Artie DeGennaro and his wife, Lois, of Oceanside, LI, both grew up in Queens. He remembers singing with his school at the pavilion during Brooklyn-Queens Day. “I had a camera and I saw bandleader Guy Lombardo standing with Robert Moses and Mayor Robert Wagner, and I asked to take their picture, which they agreed to,” DeGennaro said. “I have lots of good memories.”

DeGennaro, who was raised in Bayside, said he and his family went to the fair almost every weekend it was open for two years. “That was our vacation,” he said.

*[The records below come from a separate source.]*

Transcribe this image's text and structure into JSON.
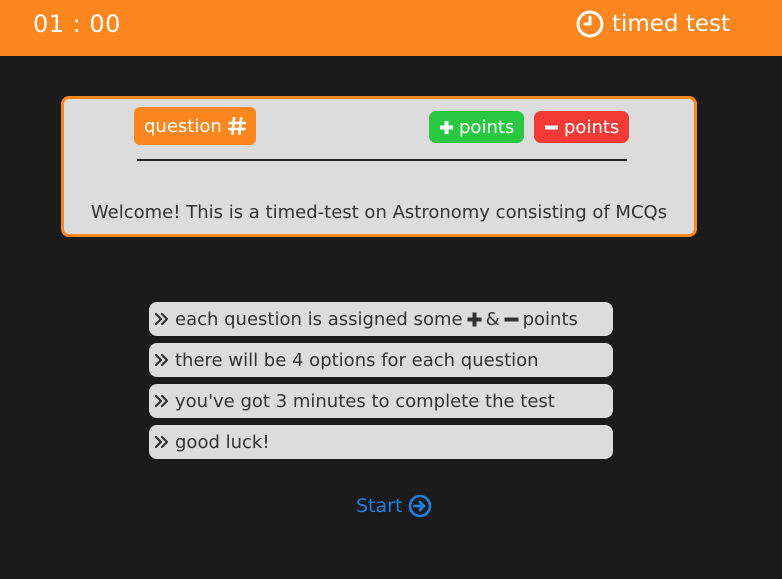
{
  "header": {
    "timer": "01 : 00",
    "title": "timed test",
    "clock_icon": "clock-icon"
  },
  "card": {
    "question_label": "question",
    "hash_icon": "hash-icon",
    "plus_points_label": "points",
    "minus_points_label": "points",
    "welcome_text": "Welcome! This is a timed-test on Astronomy consisting of MCQs"
  },
  "rules": {
    "rule1_before": "each question is assigned some",
    "rule1_and": "&",
    "rule1_after": "points",
    "rule2": "there will be 4 options for each question",
    "rule3": "you've got 3 minutes to complete the test",
    "rule4": "good luck!"
  },
  "start": {
    "label": "Start",
    "icon": "arrow-circle-right-icon"
  },
  "colors": {
    "accent": "#fe861f",
    "plus": "#28c840",
    "minus": "#f23b35",
    "link": "#1e7fe0",
    "background": "#1b1b1b",
    "panel": "#dcdcdc"
  }
}
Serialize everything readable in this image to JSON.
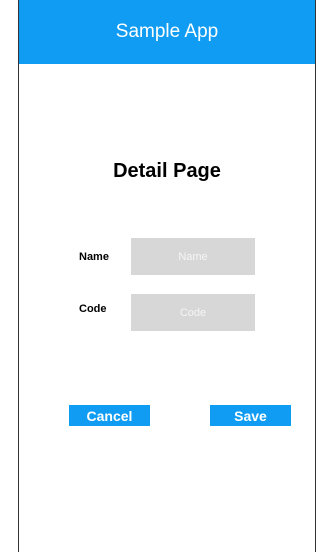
{
  "header": {
    "title": "Sample App"
  },
  "page": {
    "title": "Detail Page"
  },
  "form": {
    "name": {
      "label": "Name",
      "placeholder": "Name",
      "value": ""
    },
    "code": {
      "label": "Code",
      "placeholder": "Code",
      "value": ""
    }
  },
  "actions": {
    "cancel_label": "Cancel",
    "save_label": "Save"
  },
  "colors": {
    "accent": "#109cf2",
    "input_bg": "#d7d7d7"
  }
}
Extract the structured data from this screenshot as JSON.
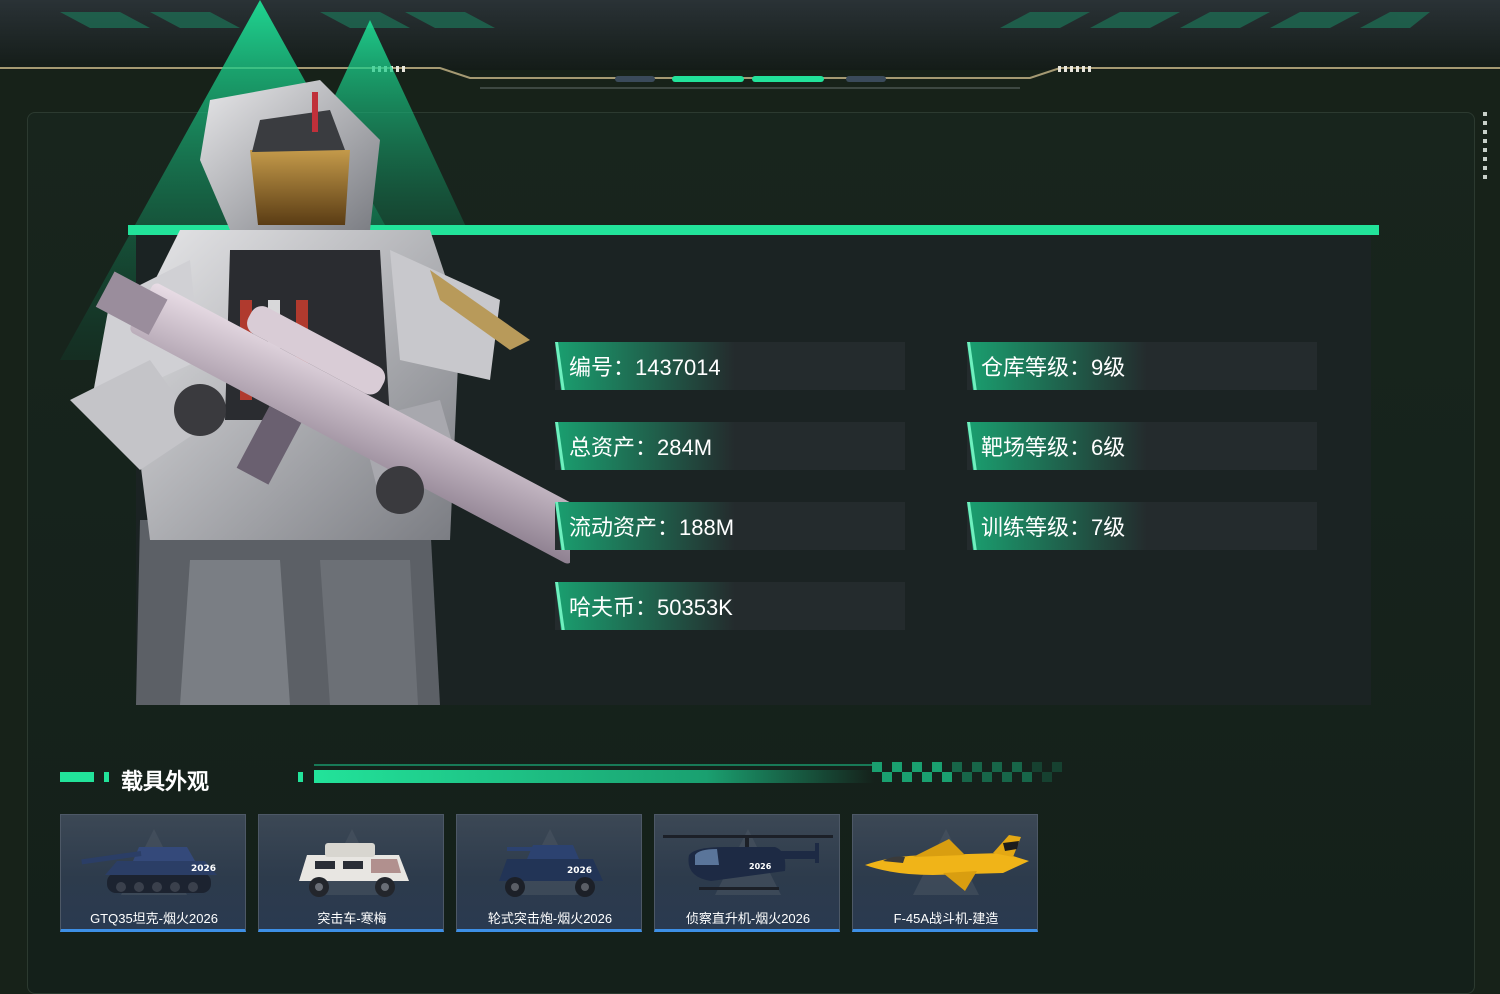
{
  "stats": [
    {
      "label": "编号",
      "value": "1437014"
    },
    {
      "label": "仓库等级",
      "value": "9级"
    },
    {
      "label": "总资产",
      "value": "284M"
    },
    {
      "label": "靶场等级",
      "value": "6级"
    },
    {
      "label": "流动资产",
      "value": "188M"
    },
    {
      "label": "训练等级",
      "value": "7级"
    },
    {
      "label": "哈夫币",
      "value": "50353K"
    }
  ],
  "stat_text": [
    "编号：1437014",
    "仓库等级：9级",
    "总资产：284M",
    "靶场等级：6级",
    "流动资产：188M",
    "训练等级：7级",
    "哈夫币：50353K"
  ],
  "vehicle_section": {
    "title": "载具外观"
  },
  "vehicles": [
    {
      "name": "GTQ35坦克-烟火2026",
      "icon": "tank-icon"
    },
    {
      "name": "突击车-寒梅",
      "icon": "assault-vehicle-icon"
    },
    {
      "name": "轮式突击炮-烟火2026",
      "icon": "wheeled-assault-gun-icon"
    },
    {
      "name": "侦察直升机-烟火2026",
      "icon": "helicopter-icon"
    },
    {
      "name": "F-45A战斗机-建造",
      "icon": "fighter-jet-icon"
    }
  ],
  "colors": {
    "accent": "#22e39a",
    "card_border": "#3d8fe6",
    "background": "#172219"
  }
}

Sueann Hoahng grew up in Chinatown and still lives in Manhattan. She came to the fair with the Henry Street Settlement House at the age of 6. “Everyone was well dressed and well behaved,” Hoahng said. “The Fountain of the Planets was amazing and I remember the Belgian waffles.”

Valerie Barbarite grew up in Maspeth and went to the fair with her drum and bugle corps, performing at the pavilion. “We marched in formation and played our instruments,” Barbarite said.

Barbarite now lives in Sea Cliff, LI, and is happy that saving the pavilion now looks more likely.

David Steinberg hails from Bayside and said he has a vague memory of going up the elevator to one of the pavilion’s three observation towers. “I want the pavilion preserved,” Steinberg said. “It’s criminal that it was allowed to decay so long.”

A food truck serving Belgian waffles, which became popular during the 1964-65 fair, was a hit with visitors on Tuesday, though the price has escalated from 99 cents then to almost $10 now.

Most of the pavilion, which includes the observation towers, the Tent of Tomorrow and the Theaterama, now home to the Queens Theatre, has been deteriorating since the fair ended. For a time the tent was used as a roller skating rink and a concert venue for Led Zeppelin and other acts.

But in the 1970s, the Plexiglas panels above it began falling and Parks said theyposed a safety risk, so it removed the remaining panels and closed the site. Weather and time have eroded the Texaco terrazzo floor map of the state, and rust and decay can be seen everywhere.

To conserve what’s left of the floor, Parks covered it, and only gravel is visible. But parts of the floor were on display Tuesday to help visitors imagine what it looked like 50 years ago.